Just as important is the snow water content, or how much water is locked up in the snow across the mountains. The snow water content is well above the historical average in the northern Sierra but is at a record level in both the central Sierra and southern Sierra, outpacing the historic winter of 1982-83.

California has seen tremendous improvements in the short-term drought since the end of 2022, with drought conditions being completely erased across nearly half of the state, according to the U.S. Drought Monitor. AccuWeather is expecting drought conditions to improve in the coming months partly due to the expansive snowpack.
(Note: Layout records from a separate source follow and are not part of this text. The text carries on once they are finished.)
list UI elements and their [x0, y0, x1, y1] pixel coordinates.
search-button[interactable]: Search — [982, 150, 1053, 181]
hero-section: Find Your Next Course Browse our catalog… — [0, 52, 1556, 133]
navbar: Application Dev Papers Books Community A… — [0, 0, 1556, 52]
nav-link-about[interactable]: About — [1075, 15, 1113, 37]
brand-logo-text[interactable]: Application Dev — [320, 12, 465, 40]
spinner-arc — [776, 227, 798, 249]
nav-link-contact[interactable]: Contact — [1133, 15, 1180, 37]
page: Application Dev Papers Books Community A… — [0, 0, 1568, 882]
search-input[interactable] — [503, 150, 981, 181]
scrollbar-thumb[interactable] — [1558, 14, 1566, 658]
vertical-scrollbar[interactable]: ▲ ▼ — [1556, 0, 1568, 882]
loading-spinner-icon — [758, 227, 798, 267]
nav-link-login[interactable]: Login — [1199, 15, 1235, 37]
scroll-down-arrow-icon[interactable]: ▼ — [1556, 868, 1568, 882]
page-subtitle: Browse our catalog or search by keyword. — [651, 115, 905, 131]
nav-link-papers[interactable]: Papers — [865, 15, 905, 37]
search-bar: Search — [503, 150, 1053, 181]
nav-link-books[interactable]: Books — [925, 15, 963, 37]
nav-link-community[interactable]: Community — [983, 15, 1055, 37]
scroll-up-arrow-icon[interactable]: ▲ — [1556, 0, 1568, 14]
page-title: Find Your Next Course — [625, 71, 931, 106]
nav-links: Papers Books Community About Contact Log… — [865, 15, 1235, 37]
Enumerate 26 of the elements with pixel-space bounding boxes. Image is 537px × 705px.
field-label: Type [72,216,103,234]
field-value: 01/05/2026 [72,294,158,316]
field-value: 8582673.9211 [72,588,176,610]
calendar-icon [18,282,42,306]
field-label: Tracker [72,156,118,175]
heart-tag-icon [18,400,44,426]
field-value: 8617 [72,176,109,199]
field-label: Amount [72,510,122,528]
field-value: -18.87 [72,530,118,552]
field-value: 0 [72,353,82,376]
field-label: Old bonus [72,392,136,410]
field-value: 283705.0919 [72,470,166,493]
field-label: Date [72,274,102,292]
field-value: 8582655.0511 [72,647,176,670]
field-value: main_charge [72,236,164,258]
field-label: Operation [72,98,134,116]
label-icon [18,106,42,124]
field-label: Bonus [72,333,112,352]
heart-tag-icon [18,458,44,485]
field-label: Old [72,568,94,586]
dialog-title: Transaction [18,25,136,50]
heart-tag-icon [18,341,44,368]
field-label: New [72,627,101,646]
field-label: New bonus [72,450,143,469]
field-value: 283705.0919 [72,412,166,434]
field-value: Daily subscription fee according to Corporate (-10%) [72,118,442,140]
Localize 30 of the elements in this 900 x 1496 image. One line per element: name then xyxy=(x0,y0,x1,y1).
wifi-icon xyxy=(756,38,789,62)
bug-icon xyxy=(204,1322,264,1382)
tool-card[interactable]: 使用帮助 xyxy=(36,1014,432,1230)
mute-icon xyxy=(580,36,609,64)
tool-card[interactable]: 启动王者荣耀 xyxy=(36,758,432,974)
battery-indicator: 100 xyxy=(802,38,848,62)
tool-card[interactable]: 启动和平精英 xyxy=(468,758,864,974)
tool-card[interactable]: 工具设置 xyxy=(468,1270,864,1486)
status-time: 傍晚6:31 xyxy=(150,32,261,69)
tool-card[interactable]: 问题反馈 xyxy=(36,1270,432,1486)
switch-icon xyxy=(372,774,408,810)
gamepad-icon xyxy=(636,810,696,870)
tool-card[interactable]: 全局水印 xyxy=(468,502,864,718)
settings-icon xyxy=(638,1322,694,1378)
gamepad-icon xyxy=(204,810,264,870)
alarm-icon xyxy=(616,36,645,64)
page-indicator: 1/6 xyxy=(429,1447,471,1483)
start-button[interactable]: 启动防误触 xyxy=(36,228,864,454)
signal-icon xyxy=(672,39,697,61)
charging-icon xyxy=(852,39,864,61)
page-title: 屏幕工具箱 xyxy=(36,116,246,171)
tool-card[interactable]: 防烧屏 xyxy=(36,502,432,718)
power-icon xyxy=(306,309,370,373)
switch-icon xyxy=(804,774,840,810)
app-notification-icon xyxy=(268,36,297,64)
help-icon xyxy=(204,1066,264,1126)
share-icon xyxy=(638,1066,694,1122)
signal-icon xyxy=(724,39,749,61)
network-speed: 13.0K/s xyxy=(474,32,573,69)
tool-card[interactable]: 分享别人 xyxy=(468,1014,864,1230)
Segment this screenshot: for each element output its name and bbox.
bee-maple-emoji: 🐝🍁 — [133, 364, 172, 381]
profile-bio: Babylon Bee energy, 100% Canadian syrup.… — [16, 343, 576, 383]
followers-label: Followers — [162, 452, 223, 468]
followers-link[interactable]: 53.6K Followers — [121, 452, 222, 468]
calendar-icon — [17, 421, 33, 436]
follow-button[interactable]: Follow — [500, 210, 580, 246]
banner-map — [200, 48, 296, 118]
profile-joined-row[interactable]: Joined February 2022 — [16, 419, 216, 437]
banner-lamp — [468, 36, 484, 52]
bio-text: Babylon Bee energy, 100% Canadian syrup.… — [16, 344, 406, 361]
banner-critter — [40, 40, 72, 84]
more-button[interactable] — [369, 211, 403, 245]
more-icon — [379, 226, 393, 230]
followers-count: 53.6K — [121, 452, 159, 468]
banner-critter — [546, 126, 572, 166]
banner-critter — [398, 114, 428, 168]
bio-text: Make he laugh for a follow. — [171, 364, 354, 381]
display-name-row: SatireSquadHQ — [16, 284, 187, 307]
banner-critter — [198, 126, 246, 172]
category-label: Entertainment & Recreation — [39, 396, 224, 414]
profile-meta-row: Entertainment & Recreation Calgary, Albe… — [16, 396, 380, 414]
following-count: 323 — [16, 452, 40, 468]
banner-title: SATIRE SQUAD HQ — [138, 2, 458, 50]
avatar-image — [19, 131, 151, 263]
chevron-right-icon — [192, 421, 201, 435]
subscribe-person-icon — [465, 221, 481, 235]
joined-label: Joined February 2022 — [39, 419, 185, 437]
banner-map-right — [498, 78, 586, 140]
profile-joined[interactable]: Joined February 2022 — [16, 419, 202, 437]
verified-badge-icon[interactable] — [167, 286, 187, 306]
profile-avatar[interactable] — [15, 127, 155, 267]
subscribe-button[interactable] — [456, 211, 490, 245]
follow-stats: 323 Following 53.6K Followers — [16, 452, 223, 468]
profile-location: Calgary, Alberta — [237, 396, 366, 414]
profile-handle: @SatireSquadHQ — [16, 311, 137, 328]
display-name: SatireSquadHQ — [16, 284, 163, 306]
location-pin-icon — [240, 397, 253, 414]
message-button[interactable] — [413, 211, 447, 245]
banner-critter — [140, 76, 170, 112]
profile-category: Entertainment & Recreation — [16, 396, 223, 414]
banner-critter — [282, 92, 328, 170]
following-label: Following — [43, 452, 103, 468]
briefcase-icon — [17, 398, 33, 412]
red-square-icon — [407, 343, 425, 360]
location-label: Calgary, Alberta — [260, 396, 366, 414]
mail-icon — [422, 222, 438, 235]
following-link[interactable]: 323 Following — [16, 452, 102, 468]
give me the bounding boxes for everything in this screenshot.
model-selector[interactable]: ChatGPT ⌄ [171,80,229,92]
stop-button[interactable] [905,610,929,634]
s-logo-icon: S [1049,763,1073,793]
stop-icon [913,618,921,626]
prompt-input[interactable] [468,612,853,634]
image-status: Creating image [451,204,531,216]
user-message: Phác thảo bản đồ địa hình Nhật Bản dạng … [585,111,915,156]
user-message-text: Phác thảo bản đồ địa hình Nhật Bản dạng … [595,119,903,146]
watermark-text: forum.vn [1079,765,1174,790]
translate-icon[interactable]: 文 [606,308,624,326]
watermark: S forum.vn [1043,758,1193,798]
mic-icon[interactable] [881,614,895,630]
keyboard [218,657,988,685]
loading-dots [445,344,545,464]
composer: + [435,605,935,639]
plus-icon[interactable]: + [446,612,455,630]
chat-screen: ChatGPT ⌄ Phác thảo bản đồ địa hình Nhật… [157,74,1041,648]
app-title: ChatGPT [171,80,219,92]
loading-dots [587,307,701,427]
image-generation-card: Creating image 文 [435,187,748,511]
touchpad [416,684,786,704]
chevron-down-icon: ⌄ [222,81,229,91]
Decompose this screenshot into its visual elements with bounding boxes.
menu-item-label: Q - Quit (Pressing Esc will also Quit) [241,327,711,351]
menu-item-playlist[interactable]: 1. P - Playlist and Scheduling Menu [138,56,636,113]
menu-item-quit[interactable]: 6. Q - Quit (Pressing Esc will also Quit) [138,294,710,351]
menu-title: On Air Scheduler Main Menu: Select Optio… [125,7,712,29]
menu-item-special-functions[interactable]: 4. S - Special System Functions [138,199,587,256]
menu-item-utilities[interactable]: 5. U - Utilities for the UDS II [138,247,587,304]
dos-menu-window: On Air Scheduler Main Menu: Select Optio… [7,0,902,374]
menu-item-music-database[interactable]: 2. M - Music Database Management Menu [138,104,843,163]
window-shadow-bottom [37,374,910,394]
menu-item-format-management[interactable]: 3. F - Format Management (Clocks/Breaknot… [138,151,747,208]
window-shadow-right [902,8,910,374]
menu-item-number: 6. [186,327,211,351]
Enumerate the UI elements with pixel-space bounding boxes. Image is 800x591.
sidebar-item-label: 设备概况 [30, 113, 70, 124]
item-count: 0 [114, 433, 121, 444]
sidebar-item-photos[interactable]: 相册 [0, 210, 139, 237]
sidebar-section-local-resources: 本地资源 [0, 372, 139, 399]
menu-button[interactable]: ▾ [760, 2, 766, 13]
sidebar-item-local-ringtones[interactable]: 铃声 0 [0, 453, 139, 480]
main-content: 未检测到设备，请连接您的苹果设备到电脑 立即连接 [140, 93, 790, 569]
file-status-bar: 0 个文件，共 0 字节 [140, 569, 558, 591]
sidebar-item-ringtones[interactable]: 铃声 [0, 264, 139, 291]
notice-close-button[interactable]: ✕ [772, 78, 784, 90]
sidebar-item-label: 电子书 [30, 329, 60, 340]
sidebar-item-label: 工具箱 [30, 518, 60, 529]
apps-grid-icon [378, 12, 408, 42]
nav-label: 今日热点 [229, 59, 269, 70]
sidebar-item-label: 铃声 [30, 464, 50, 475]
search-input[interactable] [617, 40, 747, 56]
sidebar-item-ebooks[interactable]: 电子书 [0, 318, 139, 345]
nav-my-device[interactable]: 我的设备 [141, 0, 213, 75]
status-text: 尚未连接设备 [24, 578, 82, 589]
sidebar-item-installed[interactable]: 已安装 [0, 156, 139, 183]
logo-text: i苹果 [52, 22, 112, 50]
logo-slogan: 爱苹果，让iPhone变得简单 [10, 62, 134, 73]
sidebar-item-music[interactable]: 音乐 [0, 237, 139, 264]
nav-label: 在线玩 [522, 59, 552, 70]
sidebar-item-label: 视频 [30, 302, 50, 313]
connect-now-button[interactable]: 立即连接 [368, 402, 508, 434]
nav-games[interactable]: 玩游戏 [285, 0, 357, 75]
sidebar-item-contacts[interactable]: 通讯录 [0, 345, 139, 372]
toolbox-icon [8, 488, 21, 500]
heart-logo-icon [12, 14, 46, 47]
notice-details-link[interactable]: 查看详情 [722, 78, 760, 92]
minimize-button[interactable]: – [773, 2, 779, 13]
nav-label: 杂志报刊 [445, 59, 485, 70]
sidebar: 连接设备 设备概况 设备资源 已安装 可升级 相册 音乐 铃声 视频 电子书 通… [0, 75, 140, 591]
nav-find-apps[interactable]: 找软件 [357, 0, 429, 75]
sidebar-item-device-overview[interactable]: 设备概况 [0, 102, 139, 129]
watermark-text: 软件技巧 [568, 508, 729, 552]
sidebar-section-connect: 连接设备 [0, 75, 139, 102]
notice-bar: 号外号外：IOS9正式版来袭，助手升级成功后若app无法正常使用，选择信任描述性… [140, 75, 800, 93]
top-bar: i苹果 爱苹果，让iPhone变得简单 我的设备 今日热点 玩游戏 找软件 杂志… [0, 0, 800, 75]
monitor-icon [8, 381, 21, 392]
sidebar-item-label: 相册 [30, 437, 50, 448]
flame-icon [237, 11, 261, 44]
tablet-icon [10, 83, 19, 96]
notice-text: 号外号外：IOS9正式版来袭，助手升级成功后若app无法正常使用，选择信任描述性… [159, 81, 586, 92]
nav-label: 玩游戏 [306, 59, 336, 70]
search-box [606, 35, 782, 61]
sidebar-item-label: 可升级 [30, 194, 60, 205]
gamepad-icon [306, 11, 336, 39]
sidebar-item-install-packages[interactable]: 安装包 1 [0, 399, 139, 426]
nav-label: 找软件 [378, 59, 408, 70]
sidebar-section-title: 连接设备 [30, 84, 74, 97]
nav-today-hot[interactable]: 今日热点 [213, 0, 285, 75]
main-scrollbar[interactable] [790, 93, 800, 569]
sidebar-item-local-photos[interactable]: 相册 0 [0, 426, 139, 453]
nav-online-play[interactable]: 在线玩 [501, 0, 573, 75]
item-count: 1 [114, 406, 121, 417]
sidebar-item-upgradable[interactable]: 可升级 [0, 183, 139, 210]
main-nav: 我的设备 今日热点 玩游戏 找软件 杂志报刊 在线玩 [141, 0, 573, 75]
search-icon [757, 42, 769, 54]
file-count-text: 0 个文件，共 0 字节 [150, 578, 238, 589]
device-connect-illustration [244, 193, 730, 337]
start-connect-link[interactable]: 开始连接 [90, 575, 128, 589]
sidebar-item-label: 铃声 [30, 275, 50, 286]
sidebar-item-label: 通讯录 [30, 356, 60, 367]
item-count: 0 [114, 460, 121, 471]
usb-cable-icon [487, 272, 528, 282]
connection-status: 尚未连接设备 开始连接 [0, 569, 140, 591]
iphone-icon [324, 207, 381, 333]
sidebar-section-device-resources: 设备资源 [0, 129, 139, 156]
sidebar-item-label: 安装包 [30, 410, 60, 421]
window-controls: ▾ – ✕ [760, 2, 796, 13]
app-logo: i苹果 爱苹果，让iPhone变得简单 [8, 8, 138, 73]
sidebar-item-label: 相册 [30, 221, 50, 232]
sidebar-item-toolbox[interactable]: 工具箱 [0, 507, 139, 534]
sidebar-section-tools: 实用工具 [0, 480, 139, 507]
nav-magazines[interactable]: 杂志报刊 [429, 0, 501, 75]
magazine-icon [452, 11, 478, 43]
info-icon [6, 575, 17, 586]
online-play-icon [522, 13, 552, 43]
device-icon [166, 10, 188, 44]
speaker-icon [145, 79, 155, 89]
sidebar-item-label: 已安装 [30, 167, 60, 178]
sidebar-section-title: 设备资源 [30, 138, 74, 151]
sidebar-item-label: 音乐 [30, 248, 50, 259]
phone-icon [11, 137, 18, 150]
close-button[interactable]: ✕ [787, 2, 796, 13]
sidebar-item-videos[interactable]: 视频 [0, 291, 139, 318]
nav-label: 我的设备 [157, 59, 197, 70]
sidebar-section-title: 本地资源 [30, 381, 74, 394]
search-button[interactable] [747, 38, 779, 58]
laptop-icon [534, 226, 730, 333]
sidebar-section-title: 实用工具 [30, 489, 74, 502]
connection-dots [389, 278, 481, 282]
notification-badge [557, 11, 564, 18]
The snowpack across the Sierra Nevada is like a bank, storing water until the summertime when storm systems rarely deliver rain and snow to California. The melting snow during the dry season will continue to feed rivers and water reservoirs and chip away at the lingering drought across the Golden State.

The deep snow that has built up on the ski slopes will also help resorts stay open well into the spring and potentially even into the start of summer.

“We don’t have a closing date set yet, [but] we expect to be skiing well into summer this year,” Burke told AccuWeather. She added that last year, Mammoth Mountain was able to remain open to skiers into June, during a year that featured less than half the amount of snow that has fallen this season.

“We’re going to be skiing late into the summer.”